In the U.S. and European Union, the copyright notice is not required; in other countries, your work is not considered to be copyrighted unless you include the line above. In some cases, the phrase "All Rights Reserved" is also required in order for your work to gain some amount of legal protection. (Most countries comply with international copyright treaties, although a few do not.)
You can take the copyright process further if you like. Copyright law protects your work "in part or in whole," so if you choose to you can register your whole site and all images as a single work with the U.S. Copyright Office at www.copyright.gov . Filing electronically costs $35.
Keep in mind that your work can still be reproduced in a limited way. The legal practice of "fair use" allows someone to reproduce a small portion of your work. The key is your work must be attributed; the person using a few sentences from your article, for example, must attribute to you as the author. In most cases, "fair use" is designed to allow other parties to quote from your work for the purposes of scholarship or review; they should not use your work for commercial purposes, like in an advertisement.
Domain Name Protection
Trademarks can protect domain names; to do so, you register the domain name with the Patent and Trademark Office. In order to be suitable for registration, the domain name must function as a distinct identification of the source of products or services offered. For example, attempting to register shoes.com is unlikely to be successful. On the other hand, amazon.com is a suitable domain name for registration since it uniquely identifies Amazon and its services. Think of it this way: If people identify your company by your domain name, that domain could qualify for trademark registration. If your domain name is somewhat generic or could be considered to represent a number of different products or companies (like shoes.com), then your registration attempt is likely to fail.

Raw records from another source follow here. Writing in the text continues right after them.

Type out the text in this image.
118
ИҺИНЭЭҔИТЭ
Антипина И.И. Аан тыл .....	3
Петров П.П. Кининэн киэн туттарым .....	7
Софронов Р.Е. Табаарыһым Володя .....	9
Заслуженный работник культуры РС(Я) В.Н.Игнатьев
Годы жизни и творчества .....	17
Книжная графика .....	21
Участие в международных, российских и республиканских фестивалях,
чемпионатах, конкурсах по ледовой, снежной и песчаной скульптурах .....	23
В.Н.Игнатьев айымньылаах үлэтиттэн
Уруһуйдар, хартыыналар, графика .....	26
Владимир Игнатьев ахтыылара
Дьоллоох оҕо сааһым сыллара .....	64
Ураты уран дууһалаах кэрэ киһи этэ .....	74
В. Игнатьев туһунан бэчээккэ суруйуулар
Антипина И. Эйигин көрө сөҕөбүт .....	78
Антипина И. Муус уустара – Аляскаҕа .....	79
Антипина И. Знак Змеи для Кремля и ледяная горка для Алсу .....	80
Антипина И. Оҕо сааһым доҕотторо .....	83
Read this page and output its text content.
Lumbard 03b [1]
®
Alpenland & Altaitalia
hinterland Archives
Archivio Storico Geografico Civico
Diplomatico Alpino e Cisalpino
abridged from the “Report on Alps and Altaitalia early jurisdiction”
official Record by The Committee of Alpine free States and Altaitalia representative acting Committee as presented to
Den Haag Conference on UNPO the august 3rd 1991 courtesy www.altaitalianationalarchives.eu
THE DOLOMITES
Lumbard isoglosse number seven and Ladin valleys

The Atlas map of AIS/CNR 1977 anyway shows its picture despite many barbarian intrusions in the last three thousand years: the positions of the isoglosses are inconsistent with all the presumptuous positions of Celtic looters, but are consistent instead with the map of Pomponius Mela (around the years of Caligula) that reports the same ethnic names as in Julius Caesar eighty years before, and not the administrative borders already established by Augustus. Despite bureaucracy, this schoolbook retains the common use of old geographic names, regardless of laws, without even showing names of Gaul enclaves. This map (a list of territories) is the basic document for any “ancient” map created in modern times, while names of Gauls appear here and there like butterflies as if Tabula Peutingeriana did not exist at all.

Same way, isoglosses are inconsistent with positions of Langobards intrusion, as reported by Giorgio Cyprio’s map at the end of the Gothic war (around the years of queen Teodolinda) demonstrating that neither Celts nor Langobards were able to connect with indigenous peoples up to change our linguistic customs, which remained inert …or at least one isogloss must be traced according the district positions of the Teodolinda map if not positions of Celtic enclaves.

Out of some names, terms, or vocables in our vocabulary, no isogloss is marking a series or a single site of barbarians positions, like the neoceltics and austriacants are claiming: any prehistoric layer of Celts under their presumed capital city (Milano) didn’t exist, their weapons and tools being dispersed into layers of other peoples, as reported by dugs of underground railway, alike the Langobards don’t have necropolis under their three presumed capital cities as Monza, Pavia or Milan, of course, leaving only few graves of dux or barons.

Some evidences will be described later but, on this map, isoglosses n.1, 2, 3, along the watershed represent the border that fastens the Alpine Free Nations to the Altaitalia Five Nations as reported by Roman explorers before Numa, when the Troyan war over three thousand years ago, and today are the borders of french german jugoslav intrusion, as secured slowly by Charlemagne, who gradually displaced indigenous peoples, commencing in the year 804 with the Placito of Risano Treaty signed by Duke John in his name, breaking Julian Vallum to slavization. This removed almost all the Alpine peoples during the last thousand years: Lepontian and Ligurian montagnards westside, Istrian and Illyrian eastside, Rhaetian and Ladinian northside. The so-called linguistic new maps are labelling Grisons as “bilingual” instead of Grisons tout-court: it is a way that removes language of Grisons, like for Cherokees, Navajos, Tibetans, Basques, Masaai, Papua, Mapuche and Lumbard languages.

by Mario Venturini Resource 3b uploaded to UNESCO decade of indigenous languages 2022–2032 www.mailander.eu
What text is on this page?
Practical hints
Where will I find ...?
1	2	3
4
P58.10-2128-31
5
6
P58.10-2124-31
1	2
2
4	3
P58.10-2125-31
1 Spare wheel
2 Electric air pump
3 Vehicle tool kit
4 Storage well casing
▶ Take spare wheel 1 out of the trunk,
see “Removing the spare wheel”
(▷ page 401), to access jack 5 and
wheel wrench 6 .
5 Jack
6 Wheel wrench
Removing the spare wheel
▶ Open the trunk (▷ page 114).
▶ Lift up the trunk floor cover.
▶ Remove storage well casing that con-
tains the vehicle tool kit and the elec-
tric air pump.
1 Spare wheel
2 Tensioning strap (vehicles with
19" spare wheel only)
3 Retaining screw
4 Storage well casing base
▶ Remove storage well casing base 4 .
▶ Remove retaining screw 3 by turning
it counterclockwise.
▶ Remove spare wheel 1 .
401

If you cannot register your domain name, there are still steps you can take to protect it. First, make sure you renew your domain name registration in a timely manner. Then, consider purchasing domain names that are similar to your primary name; that way you reserve those alternatives for your own use even if you don't actually choose to use them.
If Your Intellectual Property is Stolen
If another website uses your text, images, photos, etc without your permission, the burden of enforcing your copyright falls on you - no third-party enforcement agency monitors and polices unauthorized use. To implement your rights, take the following steps:
- Contact the site owner and ask that your content be removed. If no contact information is available, search for the domain using your content, and use the information provided to determine the administrative contact for that site.
- If the content has not been removed within several days, take the next step and contact the company that hosts the offending website. You can determine who hosts the site by searching www.whois.net . Email or call the technical contact for the hosting company and let them know one of their customers has infringed upon your copyright.
- If the site host does not take action, talk to a lawyer experienced with Web-based intellectual property. His or her first step is typically to send a letter asking that the content be removed; in most cases a mildly-threatening letter is sufficient.
- If not, you'll be forced to sue the owner of the offending site and possibly the company hosting that site if you wish for them to discontinue using your content.